A Goldman Sachs investment in January valued Facebook at about $50 billion and there have been estimates as high as $100 billion. In other words, it would be a considerably larger deal than either LinkedIn or Groupon. Twitter could also go public in the near future, as could social media game producer Zynga. (For related reading, see 6 Career-Killing Facebook Mistakes.)
The Internet Businesses Go Public
Online music firm Pandora isn't a social media company, but it just announced plans to raise $142 million in an IPO. Estimates are that sales were $43 million in the first quarter and it lost almost $7 million. As such, it should give some indication on the overall continued enthusiasm for internet-based businesses that go public.
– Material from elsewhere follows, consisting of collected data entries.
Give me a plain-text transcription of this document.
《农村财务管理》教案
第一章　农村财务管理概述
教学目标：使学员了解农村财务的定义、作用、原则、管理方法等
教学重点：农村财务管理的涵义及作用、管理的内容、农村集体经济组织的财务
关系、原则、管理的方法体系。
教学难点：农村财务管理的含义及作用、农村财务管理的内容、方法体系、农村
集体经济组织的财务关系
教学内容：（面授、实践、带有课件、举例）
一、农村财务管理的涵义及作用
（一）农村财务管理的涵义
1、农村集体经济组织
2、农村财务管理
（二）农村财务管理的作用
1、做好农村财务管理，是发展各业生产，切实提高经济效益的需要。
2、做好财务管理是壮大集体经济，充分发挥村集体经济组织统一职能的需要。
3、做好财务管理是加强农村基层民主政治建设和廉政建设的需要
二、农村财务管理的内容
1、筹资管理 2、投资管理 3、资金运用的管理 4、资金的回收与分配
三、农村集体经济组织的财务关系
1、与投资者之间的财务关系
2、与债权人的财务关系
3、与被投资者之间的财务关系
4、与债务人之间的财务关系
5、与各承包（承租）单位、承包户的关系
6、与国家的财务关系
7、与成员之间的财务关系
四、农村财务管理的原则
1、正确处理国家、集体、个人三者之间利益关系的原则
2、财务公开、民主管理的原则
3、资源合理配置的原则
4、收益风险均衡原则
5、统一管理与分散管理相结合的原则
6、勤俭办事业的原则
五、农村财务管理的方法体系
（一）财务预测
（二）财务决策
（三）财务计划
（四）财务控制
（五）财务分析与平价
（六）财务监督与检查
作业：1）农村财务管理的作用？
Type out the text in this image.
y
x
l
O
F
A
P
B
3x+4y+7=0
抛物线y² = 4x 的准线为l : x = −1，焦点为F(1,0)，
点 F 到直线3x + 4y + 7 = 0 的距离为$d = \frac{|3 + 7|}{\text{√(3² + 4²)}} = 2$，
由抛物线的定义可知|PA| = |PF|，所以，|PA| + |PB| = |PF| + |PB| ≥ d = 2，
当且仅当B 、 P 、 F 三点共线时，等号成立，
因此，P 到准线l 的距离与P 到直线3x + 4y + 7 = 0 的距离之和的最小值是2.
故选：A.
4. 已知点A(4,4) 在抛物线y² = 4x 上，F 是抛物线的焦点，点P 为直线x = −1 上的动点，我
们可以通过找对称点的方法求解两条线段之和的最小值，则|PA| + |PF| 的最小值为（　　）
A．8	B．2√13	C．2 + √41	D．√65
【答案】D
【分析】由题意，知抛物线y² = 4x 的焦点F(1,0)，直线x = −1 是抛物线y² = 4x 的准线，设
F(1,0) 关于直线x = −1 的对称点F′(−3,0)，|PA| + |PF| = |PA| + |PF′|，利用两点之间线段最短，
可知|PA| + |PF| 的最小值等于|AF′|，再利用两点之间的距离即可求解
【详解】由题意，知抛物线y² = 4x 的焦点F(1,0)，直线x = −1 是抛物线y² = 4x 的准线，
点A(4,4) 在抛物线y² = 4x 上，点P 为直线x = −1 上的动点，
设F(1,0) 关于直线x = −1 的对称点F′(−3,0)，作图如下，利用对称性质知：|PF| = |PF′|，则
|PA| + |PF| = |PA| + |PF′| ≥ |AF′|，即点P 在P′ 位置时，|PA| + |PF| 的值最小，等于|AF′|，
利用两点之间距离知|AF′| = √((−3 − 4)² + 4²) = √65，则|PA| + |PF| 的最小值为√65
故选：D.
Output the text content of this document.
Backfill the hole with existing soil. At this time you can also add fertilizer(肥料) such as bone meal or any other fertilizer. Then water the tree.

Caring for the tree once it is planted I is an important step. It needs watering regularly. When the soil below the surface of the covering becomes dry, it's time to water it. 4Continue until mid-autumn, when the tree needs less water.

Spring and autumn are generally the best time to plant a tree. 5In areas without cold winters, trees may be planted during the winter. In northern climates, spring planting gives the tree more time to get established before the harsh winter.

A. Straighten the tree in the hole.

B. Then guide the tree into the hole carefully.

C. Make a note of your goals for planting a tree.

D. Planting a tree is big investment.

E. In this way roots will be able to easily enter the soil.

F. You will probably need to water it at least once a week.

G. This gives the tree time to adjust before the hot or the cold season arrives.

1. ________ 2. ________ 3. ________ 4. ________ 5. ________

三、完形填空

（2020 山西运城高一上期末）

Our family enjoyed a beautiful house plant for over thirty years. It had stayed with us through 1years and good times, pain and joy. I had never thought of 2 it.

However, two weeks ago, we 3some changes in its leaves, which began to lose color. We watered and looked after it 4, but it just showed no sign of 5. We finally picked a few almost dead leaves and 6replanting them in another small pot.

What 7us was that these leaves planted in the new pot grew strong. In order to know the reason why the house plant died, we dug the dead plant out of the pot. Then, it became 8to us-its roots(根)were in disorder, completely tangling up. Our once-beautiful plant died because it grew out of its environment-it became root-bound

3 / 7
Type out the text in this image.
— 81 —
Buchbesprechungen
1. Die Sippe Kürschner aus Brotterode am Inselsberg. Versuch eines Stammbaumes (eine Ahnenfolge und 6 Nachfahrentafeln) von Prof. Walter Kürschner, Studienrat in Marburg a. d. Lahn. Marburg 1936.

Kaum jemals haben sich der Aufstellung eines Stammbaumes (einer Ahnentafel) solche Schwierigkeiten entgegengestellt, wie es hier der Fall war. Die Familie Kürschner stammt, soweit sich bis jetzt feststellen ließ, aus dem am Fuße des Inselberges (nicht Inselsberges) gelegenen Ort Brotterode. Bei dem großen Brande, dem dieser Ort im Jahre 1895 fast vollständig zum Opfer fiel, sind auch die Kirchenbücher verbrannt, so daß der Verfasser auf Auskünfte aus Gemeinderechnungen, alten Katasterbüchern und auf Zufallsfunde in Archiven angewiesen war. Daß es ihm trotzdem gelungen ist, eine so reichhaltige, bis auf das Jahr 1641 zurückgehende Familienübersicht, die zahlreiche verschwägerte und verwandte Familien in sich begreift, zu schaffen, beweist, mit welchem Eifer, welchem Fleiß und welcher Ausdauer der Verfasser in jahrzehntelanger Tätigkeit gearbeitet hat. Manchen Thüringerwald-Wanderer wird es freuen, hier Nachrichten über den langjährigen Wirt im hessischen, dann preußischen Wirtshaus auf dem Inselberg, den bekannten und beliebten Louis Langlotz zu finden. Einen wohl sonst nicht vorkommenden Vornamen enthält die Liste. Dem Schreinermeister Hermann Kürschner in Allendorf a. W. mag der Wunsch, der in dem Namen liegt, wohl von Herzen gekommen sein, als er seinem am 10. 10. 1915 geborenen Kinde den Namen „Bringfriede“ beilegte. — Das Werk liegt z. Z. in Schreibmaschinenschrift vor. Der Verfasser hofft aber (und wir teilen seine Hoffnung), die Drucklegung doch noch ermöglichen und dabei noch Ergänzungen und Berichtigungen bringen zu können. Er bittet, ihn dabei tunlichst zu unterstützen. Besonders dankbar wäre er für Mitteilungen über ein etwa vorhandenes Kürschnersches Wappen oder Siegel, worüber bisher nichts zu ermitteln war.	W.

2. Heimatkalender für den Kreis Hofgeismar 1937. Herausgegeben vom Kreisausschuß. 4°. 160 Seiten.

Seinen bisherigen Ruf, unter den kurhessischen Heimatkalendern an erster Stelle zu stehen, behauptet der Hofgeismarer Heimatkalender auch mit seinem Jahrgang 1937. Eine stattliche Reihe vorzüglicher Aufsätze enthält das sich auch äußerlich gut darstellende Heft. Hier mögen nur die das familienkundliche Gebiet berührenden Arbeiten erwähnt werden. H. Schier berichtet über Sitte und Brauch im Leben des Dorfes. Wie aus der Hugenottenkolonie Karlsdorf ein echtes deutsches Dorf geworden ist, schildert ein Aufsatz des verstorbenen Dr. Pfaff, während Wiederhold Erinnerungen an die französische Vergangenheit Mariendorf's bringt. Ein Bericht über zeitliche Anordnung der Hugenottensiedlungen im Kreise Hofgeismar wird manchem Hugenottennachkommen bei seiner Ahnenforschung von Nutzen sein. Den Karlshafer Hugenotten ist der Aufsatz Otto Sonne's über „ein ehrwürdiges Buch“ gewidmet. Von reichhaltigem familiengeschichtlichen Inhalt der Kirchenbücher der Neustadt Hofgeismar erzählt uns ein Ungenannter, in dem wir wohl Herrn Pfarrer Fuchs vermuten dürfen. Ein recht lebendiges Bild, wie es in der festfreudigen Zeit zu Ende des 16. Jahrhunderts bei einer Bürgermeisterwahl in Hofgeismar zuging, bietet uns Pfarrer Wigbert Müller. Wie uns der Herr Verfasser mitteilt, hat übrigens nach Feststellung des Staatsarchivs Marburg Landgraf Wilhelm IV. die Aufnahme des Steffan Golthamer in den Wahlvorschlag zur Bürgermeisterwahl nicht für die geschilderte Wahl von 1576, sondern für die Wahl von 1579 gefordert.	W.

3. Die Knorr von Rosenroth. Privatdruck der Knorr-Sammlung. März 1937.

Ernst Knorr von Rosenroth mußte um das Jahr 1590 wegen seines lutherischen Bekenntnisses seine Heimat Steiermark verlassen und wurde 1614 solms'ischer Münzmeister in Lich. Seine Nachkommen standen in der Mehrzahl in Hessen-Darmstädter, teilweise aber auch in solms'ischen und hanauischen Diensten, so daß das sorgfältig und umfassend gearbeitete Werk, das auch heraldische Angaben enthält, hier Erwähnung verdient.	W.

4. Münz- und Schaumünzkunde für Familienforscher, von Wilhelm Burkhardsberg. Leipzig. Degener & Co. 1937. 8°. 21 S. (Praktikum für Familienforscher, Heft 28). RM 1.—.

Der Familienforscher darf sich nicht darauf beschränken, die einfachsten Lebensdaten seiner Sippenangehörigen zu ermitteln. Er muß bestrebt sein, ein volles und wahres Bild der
Overall, it's difficult to say if the surprisingly-high valuation placed on LinkedIn will translate into higher valuations from other internet and social media firms, but it is reasonable to assume that the enthusiasm will quicken the pace of offerings from social media rivals and web-based peers. It could also persuade more firms to consider going public, which could eventually saturate the market (like during the dot-com rush) and dampen investor optimism over the future prospects of these firms.
The Bottom Line
Time will tell if LinkedIn will become as successful as Google, which went public in 2004 at $85 per share and currently trades at almost $530 per share, and which now generates solid profits that analysts estimate will reach almost $34 per share for all of 2011. On the flip side, LinkedIn could eventually vanish, as did Pets.com and online grocery provider Webvan after the internet bubble burst in March 2000. It will likely take a few years to determine if LinkedIn's underlying operations have sustainable profit potential. The same goes for the other social media offerings that are on the way, and for now they are hoping that investors remain generous with their capital. (For related reading, see Investing In IPO ETFs.)
Disclosure: At the time of writing Ryan C. Fuhrmann did not own shares in any company mentioned in this article.